Contact micromechanics in granular media with clay

Many granular materials, including sedimentary rocks and soils, contain clay particles in the pores, grain contacts, or matrix. The amount and location of the clays and fluids can influence the mechanical and hydraulic properties of the granular material. This research investigated the mechanical effects of clay at grain-to-grain contacts in the presence of different fluids. Laboratory seismic wave propagation tests were conducted at ultrasonic frequencies using spherical glass beads coated with Montmorillonite clay (SWy-1) onto which different fluids were adsorbed.; For all bead samples, seismic velocity increased and attenuation decreased as the contact stiffnesses increased with increasing stress demonstrating that grain contacts control seismic transmission in poorly consolidated and unconsolidated granular material.
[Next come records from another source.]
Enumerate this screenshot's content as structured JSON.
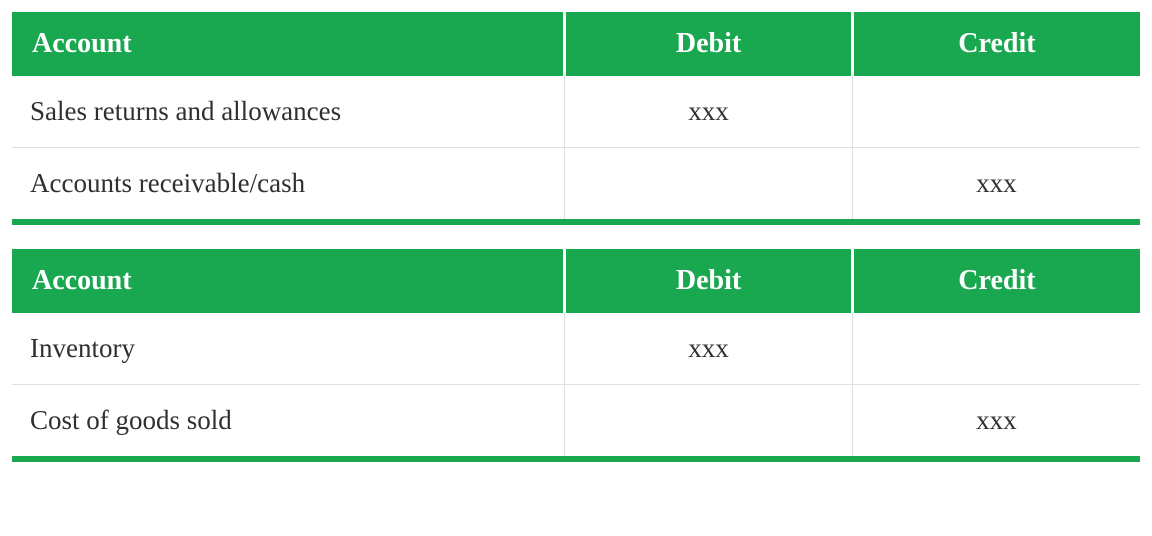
{
  "tables": [
    {
      "columns": [
        "Account",
        "Debit",
        "Credit"
      ],
      "rows": [
        [
          "Sales returns and allowances",
          "xxx",
          ""
        ],
        [
          "Accounts receivable/cash",
          "",
          "xxx"
        ]
      ]
    },
    {
      "columns": [
        "Account",
        "Debit",
        "Credit"
      ],
      "rows": [
        [
          "Inventory",
          "xxx",
          ""
        ],
        [
          "Cost of goods sold",
          "",
          "xxx"
        ]
      ]
    }
  ],
  "styling": {
    "header_bg_color": "#19a850",
    "header_text_color": "#ffffff",
    "header_font_size": 28,
    "header_font_weight": "bold",
    "cell_font_size": 27,
    "cell_text_color": "#303030",
    "cell_border_color": "#e0e0e0",
    "bottom_border_color": "#19a850",
    "bottom_border_height": 6,
    "background_color": "#ffffff",
    "font_family": "Georgia, serif",
    "column_widths": [
      "49%",
      "25.5%",
      "25.5%"
    ],
    "column_alignments": [
      "left",
      "center",
      "center"
    ],
    "table_spacing": 24
  }
}
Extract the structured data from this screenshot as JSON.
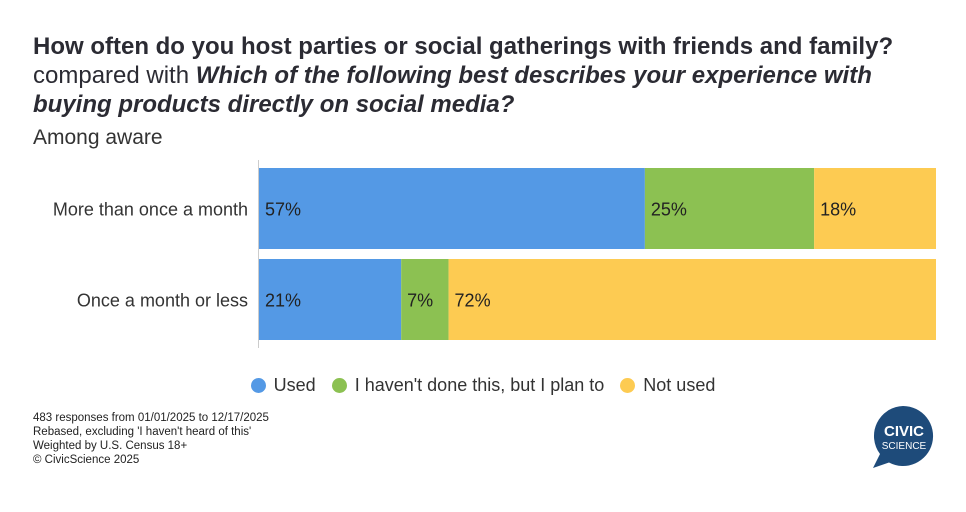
{
  "title": {
    "part1": "How often do you host parties or social gatherings with friends and family?",
    "connector": " compared with ",
    "part2": "Which of the following best describes your experience with buying products directly on social media?"
  },
  "subtitle": "Among aware",
  "chart_data": {
    "type": "bar",
    "orientation": "horizontal",
    "stacked": true,
    "categories": [
      "More than once a month",
      "Once a month or less"
    ],
    "series": [
      {
        "name": "Used",
        "color": "#5499E5",
        "values": [
          57,
          21
        ]
      },
      {
        "name": "I haven't done this, but I plan to",
        "color": "#8CC152",
        "values": [
          25,
          7
        ]
      },
      {
        "name": "Not used",
        "color": "#FDCB52",
        "values": [
          18,
          72
        ]
      }
    ],
    "xlim": [
      0,
      100
    ],
    "legend": "bottom",
    "unit": "%"
  },
  "footer": [
    "483 responses from 01/01/2025 to 12/17/2025",
    "Rebased, excluding 'I haven't heard of this'",
    "Weighted by U.S. Census 18+",
    "© CivicScience 2025"
  ],
  "logo": {
    "line1": "CIVIC",
    "line2": "SCIENCE",
    "color": "#1E4B7A"
  }
}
Coating the beads with clay added stiffness and introduced viscosity to the mechanical contact properties that increased the velocity and attenuation of the propagating seismic wave. Clay-fluid interactions were studied by allowing the clay coating to absorb water, ethyl alcohol, and hexadecane. Increasing water amounts initially increased seismic attenuation due to clay swelling at the contacts. Attenuation decreased for higher water amounts where the clay exceeded the plastic limit and was forced from the contact areas into the surrounding open pore space during sample consolidation. The decreased clay thickness at the contacts increased the contact stiffness and decreased attenuation. Attenuation was larger for clay with absorbed ethyl alcohol and hexadecane than for similar water amounts.; Both compressional and shear waves cause the clay-coated contacts to move towards and away from one another resulting in pumping loss due to viscous deformation of the clay. Pumping loss attenuation will depend on the contact microgeometry and material viscosity.; The grain contacts were shown to behave as low-pass filters by use of a Butterworth mathematical filter. Analyses of the mechanics of contact stiffness were made using effective modulus and discontinuity theories. Numerical modeling was performed on idealized columns of grains coupled by discontinuous displacement and discontinuous velocity boundary conditions. The numerical trials accurately simulated the laboratory velocity and attenuation variations, confirming the experimental interpretations of the dominance of contact stiffness on wave propagation.